California Governor Gavin Newsom recently signed Senate Bill (SB) 1159, which adds COVID-19-related illness or death to the list of injuries covered under the state’s workers’ compensation program and creates new employer reporting responsibilities. The law codifies and extends Executive Order N-62-20, which was issued on May 6, 2020 and created a rebuttable presumption that employees with a COVID-19-related illness on or before July 5, 2020 contracted the virus at work and were eligible for workers’ compensation.
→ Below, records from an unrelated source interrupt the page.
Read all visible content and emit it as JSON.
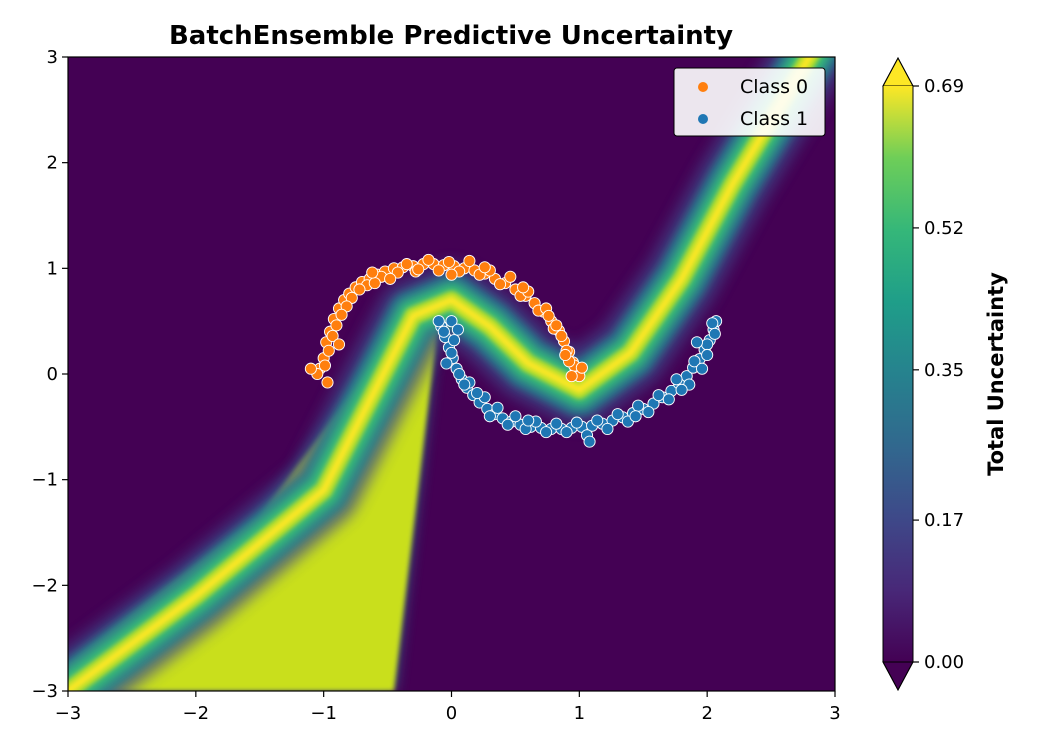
{
  "chart_data": {
    "type": "heatmap",
    "title": "BatchEnsemble Predictive Uncertainty",
    "xlabel": "",
    "ylabel": "",
    "xlim": [
      -3,
      3
    ],
    "ylim": [
      -3,
      3
    ],
    "x_ticks": [
      -3,
      -2,
      -1,
      0,
      1,
      2,
      3
    ],
    "y_ticks": [
      -3,
      -2,
      -1,
      0,
      1,
      2,
      3
    ],
    "x_tick_labels": [
      "−3",
      "−2",
      "−1",
      "0",
      "1",
      "2",
      "3"
    ],
    "y_tick_labels": [
      "−3",
      "−2",
      "−1",
      "0",
      "1",
      "2",
      "3"
    ],
    "grid": false,
    "heatmap": {
      "colormap": "viridis",
      "colorbar_label": "Total Uncertainty",
      "range": [
        0.0,
        0.69
      ],
      "colorbar_ticks": [
        0.0,
        0.17,
        0.35,
        0.52,
        0.69
      ],
      "colorbar_tick_labels": [
        "0.00",
        "0.17",
        "0.35",
        "0.52",
        "0.69"
      ],
      "colorbar_extend": "both",
      "high_uncertainty_band_centerline": [
        [
          -3.0,
          -3.0
        ],
        [
          -2.0,
          -2.1
        ],
        [
          -1.0,
          -1.1
        ],
        [
          -0.3,
          0.55
        ],
        [
          0.0,
          0.7
        ],
        [
          0.3,
          0.45
        ],
        [
          0.6,
          0.1
        ],
        [
          1.0,
          -0.15
        ],
        [
          1.4,
          0.2
        ],
        [
          1.8,
          0.9
        ],
        [
          2.2,
          1.8
        ],
        [
          2.6,
          2.6
        ],
        [
          3.0,
          3.4
        ]
      ],
      "saturated_region_polygon": [
        [
          -3.0,
          -3.0
        ],
        [
          -3.0,
          -2.75
        ],
        [
          -2.2,
          -2.0
        ],
        [
          -1.5,
          -1.35
        ],
        [
          -0.35,
          0.5
        ],
        [
          -0.1,
          0.55
        ],
        [
          -0.45,
          -3.0
        ]
      ]
    },
    "legend": {
      "position": "top-right",
      "entries": [
        {
          "label": "Class 0",
          "color": "#ff7f0e"
        },
        {
          "label": "Class 1",
          "color": "#1f77b4"
        }
      ]
    },
    "series": [
      {
        "name": "Class 0",
        "color": "#ff7f0e",
        "points": [
          [
            -1.03,
            0.05
          ],
          [
            -1.0,
            0.15
          ],
          [
            -0.98,
            0.3
          ],
          [
            -0.95,
            0.4
          ],
          [
            -0.92,
            0.52
          ],
          [
            -0.88,
            0.62
          ],
          [
            -0.84,
            0.7
          ],
          [
            -0.8,
            0.76
          ],
          [
            -0.75,
            0.82
          ],
          [
            -0.7,
            0.87
          ],
          [
            -0.64,
            0.9
          ],
          [
            -0.58,
            0.94
          ],
          [
            -0.52,
            0.97
          ],
          [
            -0.45,
            1.0
          ],
          [
            -0.38,
            1.01
          ],
          [
            -0.3,
            1.02
          ],
          [
            -0.22,
            1.04
          ],
          [
            -0.14,
            1.04
          ],
          [
            -0.06,
            1.03
          ],
          [
            0.02,
            1.02
          ],
          [
            0.1,
            1.0
          ],
          [
            0.18,
            0.98
          ],
          [
            0.26,
            0.95
          ],
          [
            0.34,
            0.9
          ],
          [
            0.42,
            0.86
          ],
          [
            0.5,
            0.8
          ],
          [
            0.58,
            0.74
          ],
          [
            0.65,
            0.67
          ],
          [
            0.72,
            0.59
          ],
          [
            0.78,
            0.5
          ],
          [
            0.84,
            0.41
          ],
          [
            0.88,
            0.31
          ],
          [
            0.92,
            0.21
          ],
          [
            0.95,
            0.11
          ],
          [
            0.97,
            0.02
          ],
          [
            1.0,
            -0.02
          ],
          [
            -1.05,
            0.0
          ],
          [
            -0.96,
            0.22
          ],
          [
            -0.9,
            0.46
          ],
          [
            -0.78,
            0.72
          ],
          [
            -0.66,
            0.84
          ],
          [
            -0.55,
            0.92
          ],
          [
            -0.42,
            0.96
          ],
          [
            -0.28,
            0.97
          ],
          [
            -0.1,
            0.98
          ],
          [
            0.06,
            0.97
          ],
          [
            0.22,
            0.94
          ],
          [
            0.38,
            0.85
          ],
          [
            0.54,
            0.74
          ],
          [
            0.68,
            0.6
          ],
          [
            0.8,
            0.43
          ],
          [
            0.9,
            0.22
          ],
          [
            -0.93,
            0.36
          ],
          [
            -0.82,
            0.64
          ],
          [
            -0.6,
            0.86
          ],
          [
            -0.35,
            1.04
          ],
          [
            -0.02,
            1.06
          ],
          [
            0.3,
            0.98
          ],
          [
            0.6,
            0.78
          ],
          [
            0.82,
            0.46
          ],
          [
            0.96,
            0.08
          ],
          [
            -1.1,
            0.05
          ],
          [
            -0.97,
            -0.08
          ],
          [
            -0.88,
            0.28
          ],
          [
            -0.72,
            0.8
          ],
          [
            -0.48,
            0.9
          ],
          [
            -0.18,
            1.08
          ],
          [
            0.14,
            1.07
          ],
          [
            0.46,
            0.92
          ],
          [
            0.74,
            0.62
          ],
          [
            0.86,
            0.36
          ],
          [
            0.92,
            0.12
          ],
          [
            1.02,
            0.06
          ],
          [
            -0.99,
            0.08
          ],
          [
            -0.86,
            0.56
          ],
          [
            -0.62,
            0.96
          ],
          [
            -0.26,
            0.99
          ],
          [
            0.0,
            0.94
          ],
          [
            0.26,
            1.01
          ],
          [
            0.56,
            0.82
          ],
          [
            0.76,
            0.55
          ],
          [
            0.89,
            0.18
          ],
          [
            0.94,
            -0.02
          ]
        ]
      },
      {
        "name": "Class 1",
        "color": "#1f77b4",
        "points": [
          [
            -0.08,
            0.45
          ],
          [
            -0.05,
            0.35
          ],
          [
            -0.02,
            0.25
          ],
          [
            0.01,
            0.15
          ],
          [
            0.04,
            0.05
          ],
          [
            0.08,
            -0.05
          ],
          [
            0.12,
            -0.13
          ],
          [
            0.17,
            -0.2
          ],
          [
            0.22,
            -0.27
          ],
          [
            0.28,
            -0.33
          ],
          [
            0.34,
            -0.38
          ],
          [
            0.4,
            -0.42
          ],
          [
            0.47,
            -0.45
          ],
          [
            0.54,
            -0.48
          ],
          [
            0.62,
            -0.5
          ],
          [
            0.7,
            -0.51
          ],
          [
            0.78,
            -0.52
          ],
          [
            0.86,
            -0.52
          ],
          [
            0.94,
            -0.51
          ],
          [
            1.02,
            -0.5
          ],
          [
            1.1,
            -0.49
          ],
          [
            1.18,
            -0.47
          ],
          [
            1.26,
            -0.44
          ],
          [
            1.34,
            -0.41
          ],
          [
            1.42,
            -0.37
          ],
          [
            1.5,
            -0.33
          ],
          [
            1.58,
            -0.28
          ],
          [
            1.65,
            -0.22
          ],
          [
            1.72,
            -0.16
          ],
          [
            1.78,
            -0.09
          ],
          [
            1.84,
            -0.02
          ],
          [
            1.89,
            0.06
          ],
          [
            1.94,
            0.14
          ],
          [
            1.98,
            0.23
          ],
          [
            2.02,
            0.32
          ],
          [
            2.05,
            0.42
          ],
          [
            2.07,
            0.5
          ],
          [
            -0.1,
            0.5
          ],
          [
            0.0,
            0.5
          ],
          [
            0.05,
            0.42
          ],
          [
            -0.04,
            0.1
          ],
          [
            0.06,
            0.0
          ],
          [
            0.14,
            -0.08
          ],
          [
            0.26,
            -0.22
          ],
          [
            0.36,
            -0.32
          ],
          [
            0.5,
            -0.4
          ],
          [
            0.66,
            -0.45
          ],
          [
            0.82,
            -0.47
          ],
          [
            0.98,
            -0.46
          ],
          [
            1.14,
            -0.44
          ],
          [
            1.3,
            -0.38
          ],
          [
            1.46,
            -0.3
          ],
          [
            1.62,
            -0.2
          ],
          [
            1.76,
            -0.05
          ],
          [
            1.9,
            0.12
          ],
          [
            2.0,
            0.28
          ],
          [
            2.04,
            0.48
          ],
          [
            0.02,
            0.32
          ],
          [
            0.1,
            -0.1
          ],
          [
            0.3,
            -0.4
          ],
          [
            0.58,
            -0.52
          ],
          [
            0.9,
            -0.55
          ],
          [
            1.06,
            -0.58
          ],
          [
            1.22,
            -0.52
          ],
          [
            1.38,
            -0.45
          ],
          [
            1.54,
            -0.36
          ],
          [
            1.7,
            -0.24
          ],
          [
            1.86,
            -0.1
          ],
          [
            1.96,
            0.05
          ],
          [
            2.0,
            0.18
          ],
          [
            -0.06,
            0.4
          ],
          [
            0.0,
            0.2
          ],
          [
            0.44,
            -0.48
          ],
          [
            0.74,
            -0.55
          ],
          [
            1.08,
            -0.64
          ],
          [
            1.44,
            -0.4
          ],
          [
            1.8,
            -0.15
          ],
          [
            1.92,
            0.3
          ],
          [
            2.06,
            0.38
          ],
          [
            0.2,
            -0.18
          ],
          [
            0.6,
            -0.44
          ]
        ]
      }
    ]
  }
}
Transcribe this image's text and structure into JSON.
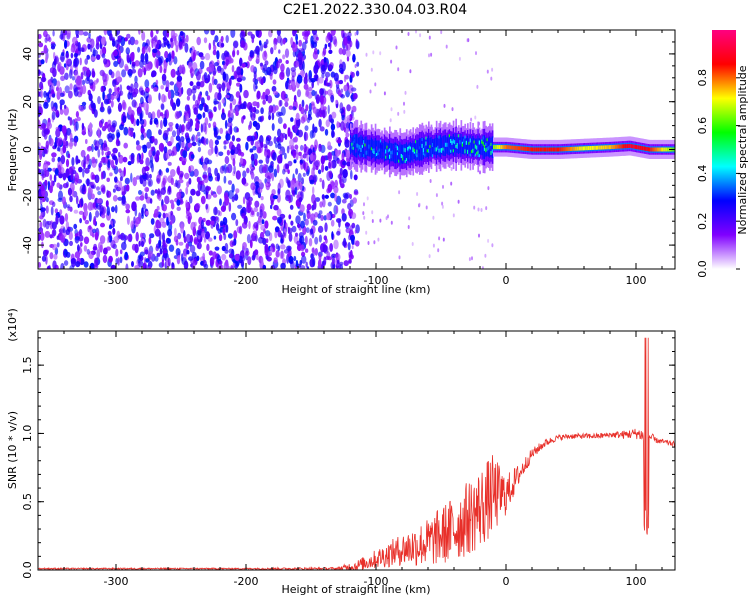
{
  "title": "C2E1.2022.330.04.03.R04",
  "chart_data": [
    {
      "type": "heatmap",
      "title": "C2E1.2022.330.04.03.R04",
      "xlabel": "Height of straight line (km)",
      "ylabel": "Frequency (Hz)",
      "xlim": [
        -360,
        130
      ],
      "ylim": [
        -50,
        50
      ],
      "x_ticks": [
        -300,
        -200,
        -100,
        0,
        100
      ],
      "y_ticks": [
        -40,
        -20,
        0,
        20,
        40
      ],
      "noise_region_x": [
        -360,
        -120
      ],
      "signal_trace": [
        {
          "x": -120,
          "y": 2,
          "amp": 0.35
        },
        {
          "x": -100,
          "y": 0,
          "amp": 0.35
        },
        {
          "x": -80,
          "y": -2,
          "amp": 0.45
        },
        {
          "x": -60,
          "y": 1,
          "amp": 0.45
        },
        {
          "x": -40,
          "y": 2,
          "amp": 0.45
        },
        {
          "x": -20,
          "y": 1,
          "amp": 0.5
        },
        {
          "x": 0,
          "y": 1,
          "amp": 0.8
        },
        {
          "x": 20,
          "y": 0,
          "amp": 0.85
        },
        {
          "x": 40,
          "y": 0,
          "amp": 0.85
        },
        {
          "x": 60,
          "y": 0.5,
          "amp": 0.7
        },
        {
          "x": 80,
          "y": 1,
          "amp": 0.75
        },
        {
          "x": 95,
          "y": 1.5,
          "amp": 0.9
        },
        {
          "x": 110,
          "y": 0,
          "amp": 0.85
        },
        {
          "x": 130,
          "y": 0,
          "amp": 0.6
        }
      ],
      "colorbar": {
        "label": "Normalized spectral amplitude",
        "range": [
          0,
          1
        ],
        "ticks": [
          "0.0",
          "0.2",
          "0.4",
          "0.6",
          "0.8"
        ],
        "colors": [
          "#ffffff",
          "#8000ff",
          "#0000ff",
          "#00ffff",
          "#00ff00",
          "#ffff00",
          "#ff0000",
          "#ff0080"
        ]
      }
    },
    {
      "type": "line",
      "xlabel": "Height of straight line (km)",
      "ylabel": "SNR (10 * v/v)",
      "y_multiplier": "(x10⁴)",
      "xlim": [
        -360,
        130
      ],
      "ylim": [
        0,
        1.75
      ],
      "x_ticks": [
        -300,
        -200,
        -100,
        0,
        100
      ],
      "y_ticks": [
        "0.0",
        "0.5",
        "1.0",
        "1.5"
      ],
      "color": "#e8302a",
      "series": [
        {
          "x": [
            -360,
            -300,
            -200,
            -130,
            -115,
            -100,
            -80,
            -60,
            -40,
            -20,
            -10,
            0,
            10,
            20,
            30,
            40,
            50,
            60,
            70,
            80,
            90,
            100,
            105,
            108,
            110,
            115,
            120,
            130
          ],
          "y": [
            0.01,
            0.01,
            0.01,
            0.01,
            0.03,
            0.08,
            0.15,
            0.2,
            0.3,
            0.45,
            0.55,
            0.55,
            0.7,
            0.85,
            0.93,
            0.97,
            0.98,
            0.98,
            0.98,
            0.99,
            0.99,
            1.0,
            0.99,
            0.7,
            0.98,
            0.95,
            0.94,
            0.92
          ],
          "spread": [
            0.005,
            0.005,
            0.005,
            0.01,
            0.04,
            0.07,
            0.12,
            0.18,
            0.25,
            0.3,
            0.3,
            0.15,
            0.08,
            0.04,
            0.03,
            0.02,
            0.02,
            0.02,
            0.02,
            0.02,
            0.03,
            0.04,
            0.05,
            0.4,
            0.05,
            0.02,
            0.02,
            0.02
          ]
        }
      ]
    }
  ]
}
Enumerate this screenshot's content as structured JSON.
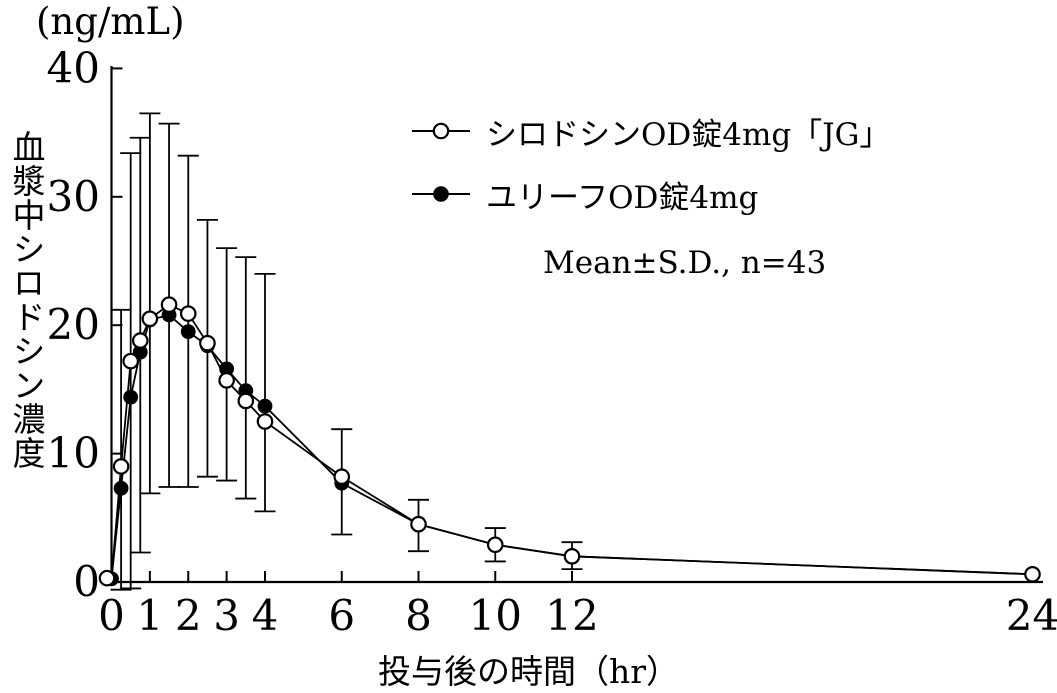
{
  "unit_label": "(ng/mL)",
  "y_axis": {
    "title": "血漿中シロドシン濃度",
    "ticks": [
      0,
      10,
      20,
      30,
      40
    ],
    "tick_labels": [
      "0",
      "10",
      "20",
      "30",
      "40"
    ],
    "range": [
      0,
      40
    ]
  },
  "x_axis": {
    "title": "投与後の時間（hr）",
    "ticks": [
      0,
      1,
      2,
      3,
      4,
      6,
      8,
      10,
      12,
      24
    ],
    "tick_labels": [
      "0",
      "1",
      "2",
      "3",
      "4",
      "6",
      "8",
      "10",
      "12",
      "24"
    ],
    "range": [
      0,
      24.5
    ]
  },
  "legend": {
    "series1_label": "シロドシンOD錠4mg「JG」",
    "series2_label": "ユリーフOD錠4mg",
    "note": "Mean±S.D., n=43"
  },
  "colors": {
    "foreground": "#000000",
    "background": "#ffffff"
  },
  "chart_data": {
    "type": "line",
    "title": "",
    "xlabel": "投与後の時間（hr）",
    "ylabel": "血漿中シロドシン濃度 (ng/mL)",
    "xlim": [
      0,
      24.5
    ],
    "ylim": [
      0,
      40
    ],
    "grid": false,
    "legend_position": "upper-right-inside",
    "x": [
      0,
      0.25,
      0.5,
      0.75,
      1,
      1.5,
      2,
      2.5,
      3,
      3.5,
      4,
      6,
      8,
      10,
      12,
      24
    ],
    "series": [
      {
        "name": "シロドシンOD錠4mg「JG」",
        "marker": "open-circle",
        "values": [
          0.3,
          9.0,
          17.2,
          18.8,
          20.5,
          21.6,
          20.9,
          18.6,
          15.7,
          14.1,
          12.5,
          8.2,
          4.5,
          2.9,
          2.0,
          0.6
        ]
      },
      {
        "name": "ユリーフOD錠4mg",
        "marker": "filled-circle",
        "values": [
          0.25,
          7.3,
          14.4,
          17.9,
          20.4,
          20.8,
          19.5,
          18.4,
          16.6,
          14.9,
          13.7,
          7.7,
          4.5,
          2.9,
          2.0,
          0.6
        ]
      }
    ],
    "error_bars": {
      "note": "Mean±S.D., n=43",
      "x": [
        0.25,
        0.5,
        0.75,
        1,
        1.5,
        2,
        2.5,
        3,
        3.5,
        4,
        6,
        8,
        10,
        12
      ],
      "low": [
        -0.6,
        -0.5,
        2.3,
        6.9,
        7.4,
        7.4,
        8.2,
        7.9,
        6.5,
        5.5,
        3.7,
        2.4,
        1.6,
        1.0
      ],
      "high": [
        21.2,
        33.4,
        34.6,
        36.5,
        35.7,
        33.2,
        28.2,
        26.0,
        25.3,
        24.0,
        11.9,
        6.4,
        4.2,
        3.1
      ]
    }
  }
}
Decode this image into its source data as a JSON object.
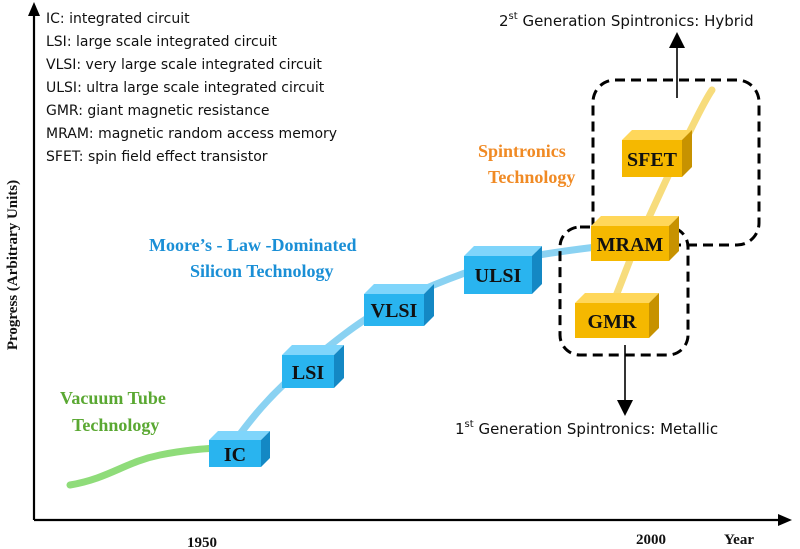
{
  "legend": [
    "IC: integrated circuit",
    "LSI: large scale integrated circuit",
    "VLSI: very large scale integrated circuit",
    "ULSI: ultra large scale integrated circuit",
    "GMR: giant magnetic resistance",
    "MRAM: magnetic random access memory",
    "SFET: spin field effect transistor"
  ],
  "axes": {
    "y_label": "Progress (Arbitrary Units)",
    "x_label": "Year",
    "x_ticks": [
      "1950",
      "2000"
    ]
  },
  "eras": {
    "vacuum_line1": "Vacuum Tube",
    "vacuum_line2": "Technology",
    "moore_line1": "Moore’s - Law -Dominated",
    "moore_line2": "Silicon Technology",
    "spin_line1": "Spintronics",
    "spin_line2": "Technology"
  },
  "boxes": {
    "ic": "IC",
    "lsi": "LSI",
    "vlsi": "VLSI",
    "ulsi": "ULSI",
    "mram": "MRAM",
    "gmr": "GMR",
    "sfet": "SFET"
  },
  "generations": {
    "second_prefix": "2",
    "second_sup": "st",
    "second_text": " Generation Spintronics: Hybrid",
    "first_prefix": "1",
    "first_sup": "st",
    "first_text": " Generation Spintronics: Metallic"
  },
  "colors": {
    "vacuum": "#5aa832",
    "moore": "#1a8fd6",
    "spin": "#f08a24",
    "blue_box": "#29b4ef",
    "gold_box": "#f5b800"
  }
}
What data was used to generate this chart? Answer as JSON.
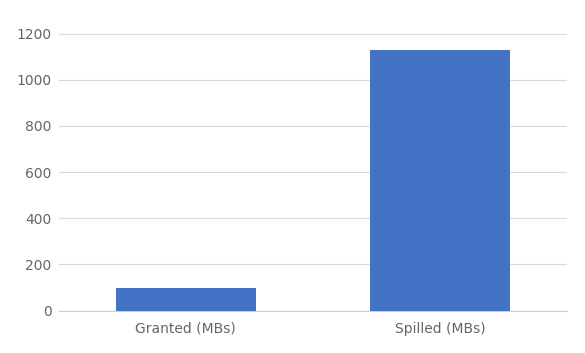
{
  "categories": [
    "Granted (MBs)",
    "Spilled (MBs)"
  ],
  "values": [
    100,
    1130
  ],
  "bar_color": "#4472C4",
  "ylim": [
    0,
    1300
  ],
  "yticks": [
    0,
    200,
    400,
    600,
    800,
    1000,
    1200
  ],
  "background_color": "#ffffff",
  "grid_color": "#d9d9d9",
  "bar_width": 0.55,
  "tick_label_fontsize": 10,
  "label_fontsize": 10,
  "xlim": [
    -0.5,
    1.5
  ]
}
The new law is retroactive to July 6, 2020 and expires on January 1, 2023.

Disputable Presumption for COVID-19 Cases During Workplace “Outbreaks”

Workers’ compensation generally provides benefits for employees who are injured or become ill in the course of their employment. Given the wide reach of COVID-19, however, it may be difficult to identify where the employee was exposed to the coronavirus for the purposes of showing that their exposure was caused by and arose out of their employment. In California, however, SB 1159 creates a “disputable presumption” that a COVID-19-related illness arose out of and in the course of employment, and is thus compensable, for employees who test positive during a COVID-19 “outbreak” at the employee’s “specific place of employment,” and whose employer has five or more employees. The new law specifies that workers’ compensation awarded for COVID-19 claims includes “full hospital, surgical, medical treatment, disability indemnity, and death benefits.”